I’m working with the following LINQ statement:

var result = await _context.Responses
    .Where(r => r.Query != null)
    .GroupBy(r => r.Option)
    .Select(group => new
    {
        group.Key,
        Total = group.Sum(r => r.Query.Value)
    })
    .ToListAsync();

Here are my data models:

public class Response
{
    [Key]
    [DatabaseGenerated(DatabaseGeneratedOption.Identity)]
    public Guid Id { get; set; }

    public Option? Option { get; set; } // Values stored are 0, 1, 2

    public Guid? QueryId { get; set; }
    public virtual Query? Query { get; set; }
}

public class Query
{
    [Key]
    [DatabaseGenerated(DatabaseGeneratedOption.Identity)]
    public Guid Id { get; set; }

    public ushort Value { get; set; }
}

The generated SQL for this LINQ query is:

SELECT [r].[Option] AS [Key],
       (
           SELECT COALESCE(SUM(CAST([q1].[Value] AS int)), 0)
           FROM [Responses] AS [r0]
               LEFT JOIN [Queries] AS [q0]
                   ON [r0].[QueryId] = [q0].[Id]
               LEFT JOIN [Queries] AS [q1]
                   ON [r0].[QueryId] = [q1].[Id]
           WHERE ([q0].[Id] IS NOT NULL)
                 AND (
                         [r].[Option] = [r0].[Option]
                         OR (
                                ([r].[Option] IS NULL)
                                AND ([r0].[Option] IS NULL)
                            )
                     )
       ) AS [Total]
FROM [Responses] AS [r]
    LEFT JOIN [Queries] AS [q]
        ON [r].[QueryId] = [q].[Id]
WHERE [q].[Id] IS NOT NULL
GROUP BY [r].[Option]

I’m puzzled as to why a subquery is being used for the SUM operation. I anticipated a simpler SQL output, something like:

SELECT [r].[Option] AS [Key],
       COALESCE(SUM(CAST([q].[Value] AS int)), 0) AS [Total]
FROM [Responses] AS [r]
    LEFT JOIN [Queries] AS [q]
        ON [r].[QueryId] = [q].[Id]
WHERE [q].[Id] IS NOT NULL
GROUP BY [r].[Option]

Is there a method to eliminate the subquery from the resulting SQL?

Have you tried updating your entity framework core version to the latest one? Sometimes these kinds of quirks are optimized in newer releases. Just remember that upgrading might involve additional changes in your project, but it could be worth it if a more efficient SQL is generated.

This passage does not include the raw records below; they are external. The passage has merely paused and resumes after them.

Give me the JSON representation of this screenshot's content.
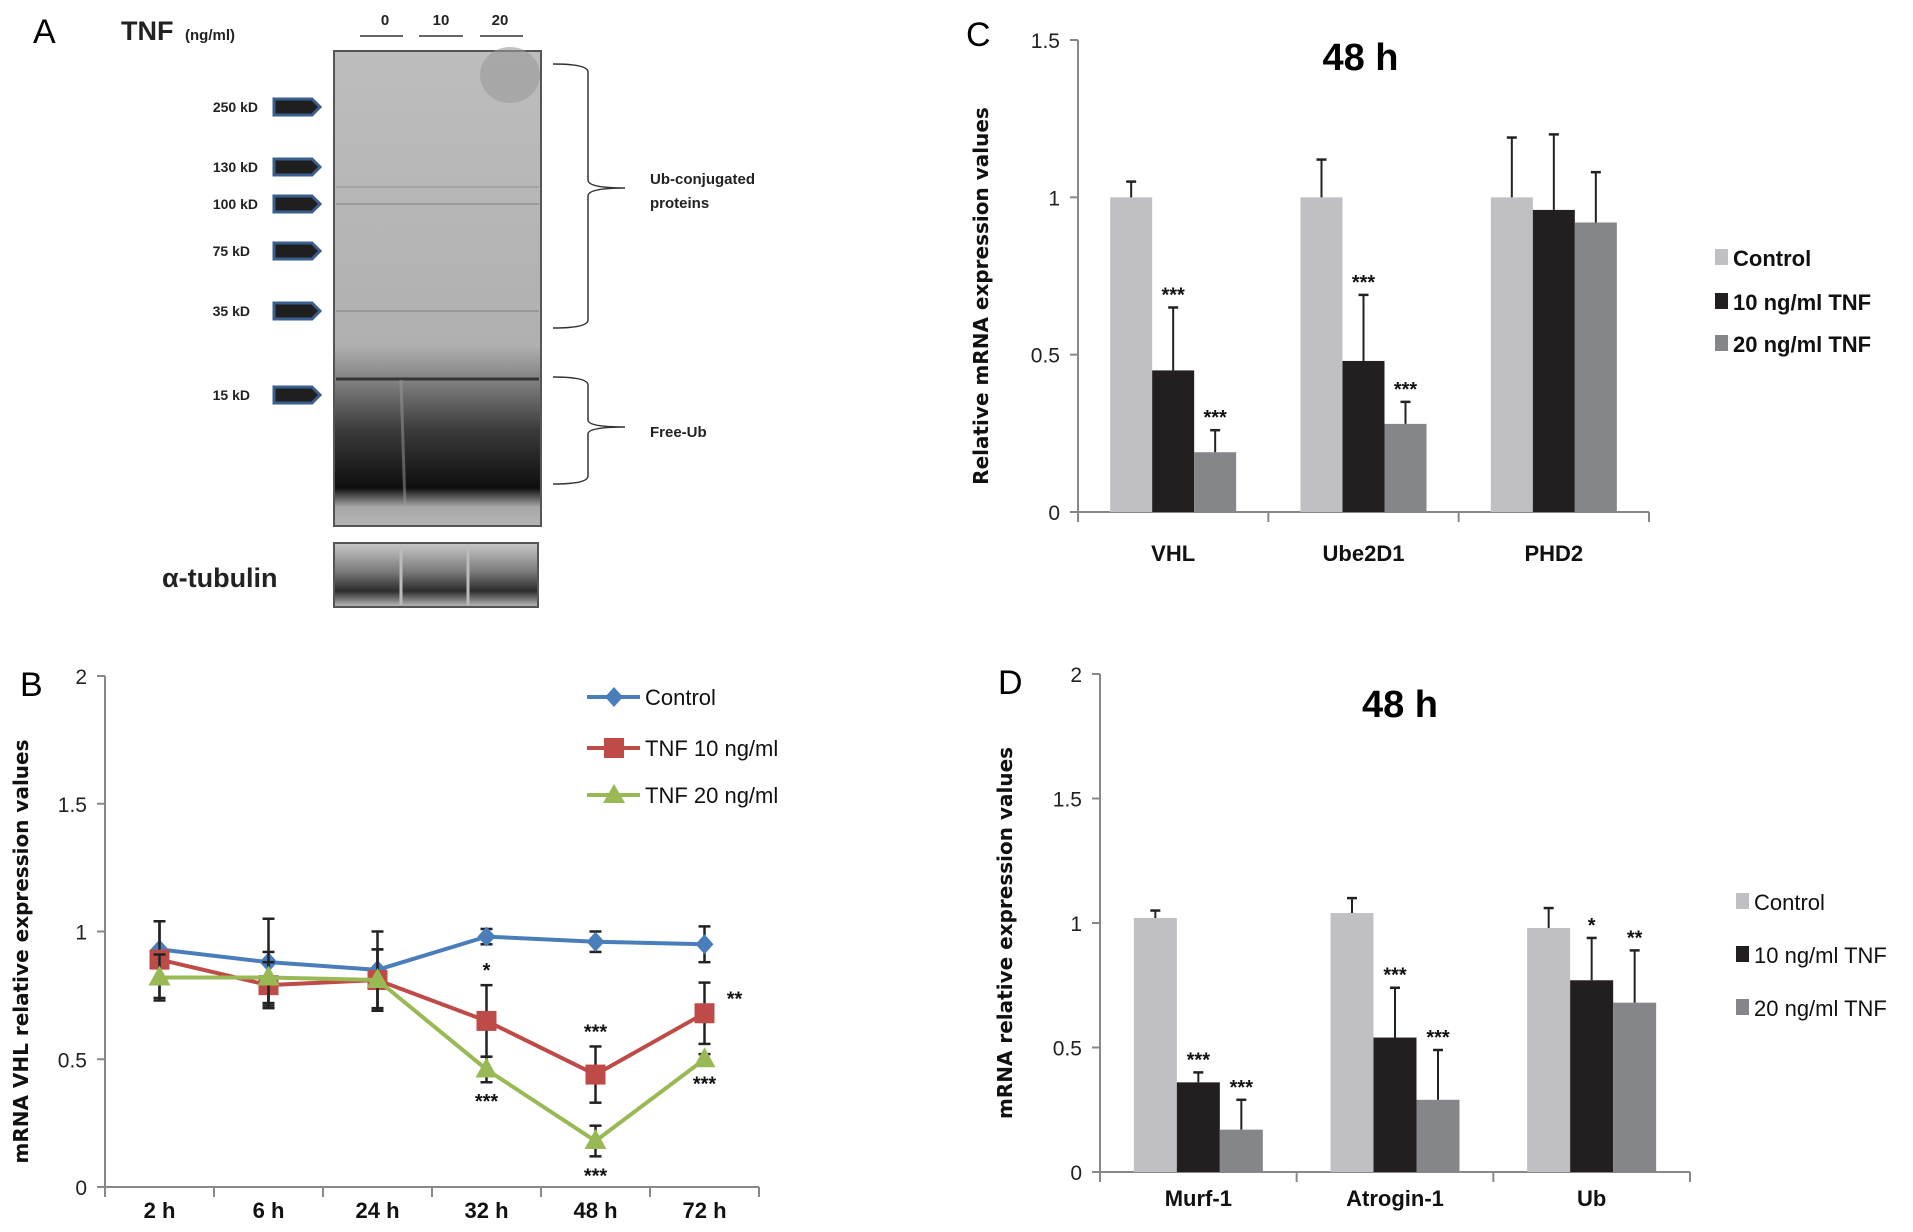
{
  "panel_labels": {
    "a": "A",
    "b": "B",
    "c": "C",
    "d": "D"
  },
  "blot": {
    "treatment_label": "TNF",
    "treatment_unit": "(ng/ml)",
    "lanes": [
      "0",
      "10",
      "20"
    ],
    "markers": [
      "250 kD",
      "130 kD",
      "100 kD",
      "75 kD",
      "35 kD",
      "15 kD"
    ],
    "marker_arrow_color": "#3a5f8f",
    "bracket_upper_line1": "Ub-conjugated",
    "bracket_upper_line2": "proteins",
    "bracket_lower": "Free-Ub",
    "loading_control": "α-tubulin"
  },
  "chart_data": [
    {
      "panel": "B",
      "type": "line",
      "title": "",
      "xlabel": "",
      "ylabel": "mRNA VHL relative expression values",
      "categories": [
        "2 h",
        "6 h",
        "24 h",
        "32 h",
        "48 h",
        "72 h"
      ],
      "ylim": [
        0,
        2
      ],
      "yticks": [
        "0",
        "0.5",
        "1",
        "1.5",
        "2"
      ],
      "grid": false,
      "legend": "top-right",
      "series": [
        {
          "name": "Control",
          "color": "#4a7ebb",
          "marker": "diamond",
          "values": [
            0.93,
            0.88,
            0.85,
            0.98,
            0.96,
            0.95
          ],
          "errors": [
            0.11,
            0.17,
            0.15,
            0.03,
            0.04,
            0.07
          ],
          "annotations": [
            "",
            "",
            "",
            "",
            "",
            ""
          ]
        },
        {
          "name": "TNF 10 ng/ml",
          "color": "#be4b48",
          "marker": "square",
          "values": [
            0.89,
            0.79,
            0.81,
            0.65,
            0.44,
            0.68
          ],
          "errors": [
            0.15,
            0.09,
            0.12,
            0.14,
            0.11,
            0.12
          ],
          "annotations": [
            "",
            "",
            "",
            "*",
            "***",
            "**"
          ],
          "annotation_side": [
            "",
            "",
            "",
            "above",
            "above",
            "right"
          ]
        },
        {
          "name": "TNF 20 ng/ml",
          "color": "#98b954",
          "marker": "triangle",
          "values": [
            0.82,
            0.82,
            0.81,
            0.46,
            0.18,
            0.5
          ],
          "errors": [
            0.09,
            0.1,
            0.12,
            0.05,
            0.06,
            0.02
          ],
          "annotations": [
            "",
            "",
            "",
            "***",
            "***",
            "***"
          ],
          "annotation_side": [
            "",
            "",
            "",
            "below",
            "below",
            "below"
          ]
        }
      ]
    },
    {
      "panel": "C",
      "type": "bar",
      "title": "48 h",
      "xlabel": "",
      "ylabel": "Relative mRNA expression values",
      "categories": [
        "VHL",
        "Ube2D1",
        "PHD2"
      ],
      "ylim": [
        0,
        1.5
      ],
      "yticks": [
        "0",
        "0.5",
        "1",
        "1.5"
      ],
      "grid": false,
      "legend": "right",
      "series": [
        {
          "name": "Control",
          "color": "#c0c0c4",
          "values": [
            1.0,
            1.0,
            1.0
          ],
          "errors": [
            0.05,
            0.12,
            0.19
          ],
          "annotations": [
            "",
            "",
            ""
          ]
        },
        {
          "name": "10 ng/ml TNF",
          "color": "#231f20",
          "values": [
            0.45,
            0.48,
            0.96
          ],
          "errors": [
            0.2,
            0.21,
            0.24
          ],
          "annotations": [
            "***",
            "***",
            ""
          ]
        },
        {
          "name": "20 ng/ml TNF",
          "color": "#85868a",
          "values": [
            0.19,
            0.28,
            0.92
          ],
          "errors": [
            0.07,
            0.07,
            0.16
          ],
          "annotations": [
            "***",
            "***",
            ""
          ]
        }
      ]
    },
    {
      "panel": "D",
      "type": "bar",
      "title": "48 h",
      "xlabel": "",
      "ylabel": "mRNA relative expression values",
      "categories": [
        "Murf-1",
        "Atrogin-1",
        "Ub"
      ],
      "ylim": [
        0,
        2
      ],
      "yticks": [
        "0",
        "0.5",
        "1",
        "1.5",
        "2"
      ],
      "grid": false,
      "legend": "right",
      "series": [
        {
          "name": "Control",
          "color": "#c0c0c4",
          "values": [
            1.02,
            1.04,
            0.98
          ],
          "errors": [
            0.03,
            0.06,
            0.08
          ],
          "annotations": [
            "",
            "",
            ""
          ]
        },
        {
          "name": "10 ng/ml TNF",
          "color": "#231f20",
          "values": [
            0.36,
            0.54,
            0.77
          ],
          "errors": [
            0.04,
            0.2,
            0.17
          ],
          "annotations": [
            "***",
            "***",
            "*"
          ]
        },
        {
          "name": "20 ng/ml TNF",
          "color": "#85868a",
          "values": [
            0.17,
            0.29,
            0.68
          ],
          "errors": [
            0.12,
            0.2,
            0.21
          ],
          "annotations": [
            "***",
            "***",
            "**"
          ]
        }
      ]
    }
  ]
}
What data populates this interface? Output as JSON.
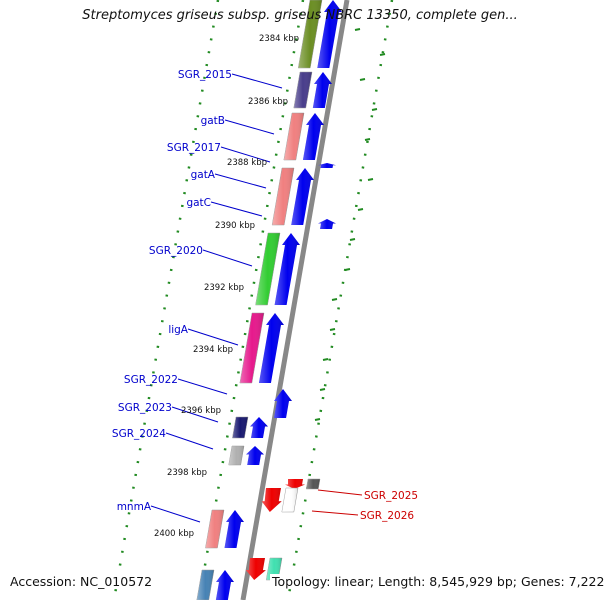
{
  "title": "Streptomyces griseus subsp. griseus NBRC 13350, complete gen...",
  "footer": {
    "accession": "Accession: NC_010572",
    "topology": "Topology: linear; Length: 8,545,929 bp; Genes: 7,222"
  },
  "colors": {
    "forward_arrow": "#0000ee",
    "reverse_arrow": "#ee0000",
    "label_forward": "#0000cc",
    "label_reverse": "#cc0000",
    "backbone": "#888888",
    "tick_dash": "#228B22"
  },
  "kbp_ticks": [
    "2384 kbp",
    "2386 kbp",
    "2388 kbp",
    "2390 kbp",
    "2392 kbp",
    "2394 kbp",
    "2396 kbp",
    "2398 kbp",
    "2400 kbp"
  ],
  "genes": [
    {
      "label": "",
      "strand": "+",
      "color": "#6b8e23"
    },
    {
      "label": "SGR_2015",
      "strand": "+",
      "color": "#483d8b"
    },
    {
      "label": "gatB",
      "strand": "+",
      "color": "#f08080"
    },
    {
      "label": "SGR_2017",
      "strand": "+",
      "color": "#f08080"
    },
    {
      "label": "gatA",
      "strand": "+",
      "color": "#f08080"
    },
    {
      "label": "gatC",
      "strand": "+",
      "color": "#f08080"
    },
    {
      "label": "SGR_2020",
      "strand": "+",
      "color": "#32cd32"
    },
    {
      "label": "ligA",
      "strand": "+",
      "color": "#e6198c"
    },
    {
      "label": "SGR_2022",
      "strand": "+",
      "color": "#ffffff"
    },
    {
      "label": "SGR_2023",
      "strand": "+",
      "color": "#191970"
    },
    {
      "label": "SGR_2024",
      "strand": "+",
      "color": "#b0b0b0"
    },
    {
      "label": "SGR_2025",
      "strand": "-",
      "color": "#555555"
    },
    {
      "label": "SGR_2026",
      "strand": "-",
      "color": "#ffffff"
    },
    {
      "label": "mnmA",
      "strand": "+",
      "color": "#f08080"
    },
    {
      "label": "",
      "strand": "-",
      "color": "#40e0b0"
    },
    {
      "label": "",
      "strand": "+",
      "color": "#4682b4"
    }
  ]
}
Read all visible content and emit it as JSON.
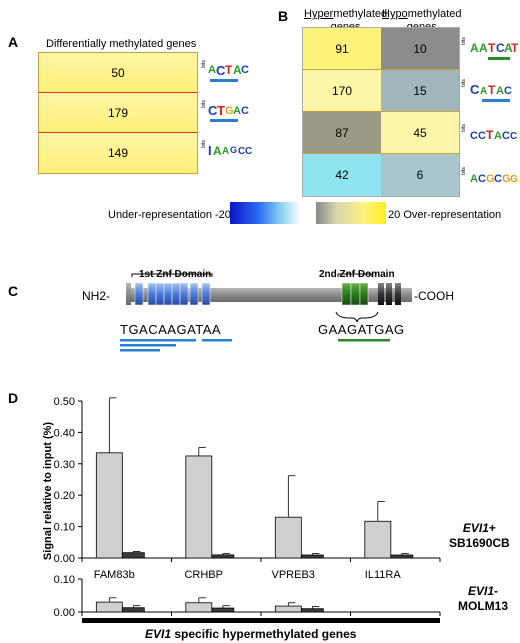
{
  "panels": {
    "A": {
      "label": "A",
      "title": "Differentially methylated genes",
      "values": [
        "50",
        "179",
        "149"
      ]
    },
    "B": {
      "label": "B",
      "col_hyper": "Hypermethylated genes",
      "col_hypo": "Hypomethylated genes",
      "col_hyper_prefix": "Hyper",
      "col_hyper_rest": "methylated",
      "col_hypo_prefix": "Hypo",
      "col_hypo_rest": "methylated",
      "col_genes": "genes",
      "rows": [
        {
          "hyper": "91",
          "hypo": "10",
          "hyper_color": "#fdf27a",
          "hypo_color": "#8c8c8c"
        },
        {
          "hyper": "170",
          "hypo": "15",
          "hyper_color": "#fdf6a8",
          "hypo_color": "#9fb7bb"
        },
        {
          "hyper": "87",
          "hypo": "45",
          "hyper_color": "#9c9a86",
          "hypo_color": "#fdf6a8"
        },
        {
          "hyper": "42",
          "hypo": "6",
          "hyper_color": "#8fe4ef",
          "hypo_color": "#a9c6cc"
        }
      ]
    },
    "scale": {
      "under_label": "Under-representation",
      "min": "-20",
      "max": "20",
      "over_label": "Over-representation"
    },
    "C": {
      "label": "C",
      "nterm": "NH2-",
      "cterm": "-COOH",
      "domain1": "1st Znf Domain",
      "domain2": "2nd Znf Domain",
      "seq1": "TGACAAGATAA",
      "seq2": "GAAGATGAG"
    },
    "D": {
      "label": "D",
      "ylabel": "Signal relative to input (%)",
      "xlabel_italic": "EVI1",
      "xlabel_rest": " specific hypermethylated genes",
      "top_label_italic": "EVI1",
      "top_label_sign": "+",
      "top_label_line2": "SB1690CB",
      "bottom_label_italic": "EVI1",
      "bottom_label_sign": "-",
      "bottom_label_line2": "MOLM13"
    }
  },
  "motif_axis": "bits",
  "chart_data": [
    {
      "type": "bar",
      "title": "",
      "categories": [
        "FAM83b",
        "CRHBP",
        "VPREB3",
        "IL11RA"
      ],
      "ylim": [
        0,
        0.5
      ],
      "yticks": [
        "0.00",
        "0.10",
        "0.20",
        "0.30",
        "0.40",
        "0.50"
      ],
      "series": [
        {
          "values": [
            0.335,
            0.325,
            0.13,
            0.117
          ],
          "errors": [
            0.175,
            0.027,
            0.132,
            0.063
          ],
          "color": "#d0d0d0"
        },
        {
          "values": [
            0.017,
            0.01,
            0.008,
            0.007
          ],
          "errors": [
            0.004,
            0.004,
            0.006,
            0.007
          ],
          "color": "#3a3a3a"
        }
      ]
    },
    {
      "type": "bar",
      "title": "",
      "categories": [
        "FAM83b",
        "CRHBP",
        "VPREB3",
        "IL11RA"
      ],
      "ylim": [
        0,
        0.1
      ],
      "yticks": [
        "0.00",
        "0.10"
      ],
      "series": [
        {
          "values": [
            0.03,
            0.028,
            0.018,
            0
          ],
          "errors": [
            0.013,
            0.015,
            0.01,
            0
          ],
          "color": "#d0d0d0"
        },
        {
          "values": [
            0.013,
            0.012,
            0.01,
            0
          ],
          "errors": [
            0.006,
            0.007,
            0.007,
            0
          ],
          "color": "#3a3a3a"
        }
      ]
    }
  ]
}
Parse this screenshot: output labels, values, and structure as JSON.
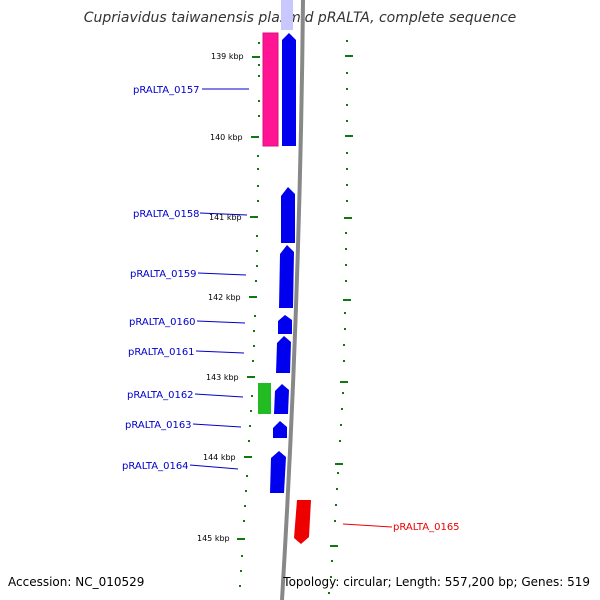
{
  "title": "Cupriavidus taiwanensis plasmid pRALTA, complete sequence",
  "accession_text": "Accession: NC_010529",
  "topology_text": "Topology: circular; Length: 557,200 bp; Genes: 519",
  "colors": {
    "forward_gene": "#0000ee",
    "reverse_gene": "#ff1493",
    "green_gene": "#22bb22",
    "red_gene": "#ee0000",
    "backbone": "#888888",
    "tick": "#117711"
  },
  "kbp_labels": [
    {
      "label": "139 kbp"
    },
    {
      "label": "140 kbp"
    },
    {
      "label": "141 kbp"
    },
    {
      "label": "142 kbp"
    },
    {
      "label": "143 kbp"
    },
    {
      "label": "144 kbp"
    },
    {
      "label": "145 kbp"
    }
  ],
  "gene_labels": [
    {
      "label": "pRALTA_0157"
    },
    {
      "label": "pRALTA_0158"
    },
    {
      "label": "pRALTA_0159"
    },
    {
      "label": "pRALTA_0160"
    },
    {
      "label": "pRALTA_0161"
    },
    {
      "label": "pRALTA_0162"
    },
    {
      "label": "pRALTA_0163"
    },
    {
      "label": "pRALTA_0164"
    },
    {
      "label": "pRALTA_0165"
    }
  ]
}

Another approach you could consider is using raw SQL queries with the FromSqlRaw method in EF Core. This enables you to write the exact SQL statement you expect, avoiding the subquery altogether. Although this reduces the abstraction provided by LINQ, it can be beneficial for performance and understanding the query execution plan. However, ensure you manage query inputs carefully to prevent SQL injection risks. This might help until EF Core gets improved capabilities in handling such LINQ-to-SQL translation.

Hey there, have you looked into how EF core handles nullable fields in LINQ queries? The subquery might have to do with that. maybe experimenting with different query structures or using compiler directives to see how they affect outputs. Any experiences to share with other ORM frameworks?

You can check if removing the nullable types from your model impacts the SQL generation. Nullable fields sometimes lead to unexpected SQL. It might require adjusting your business logic but could simplify the query translation.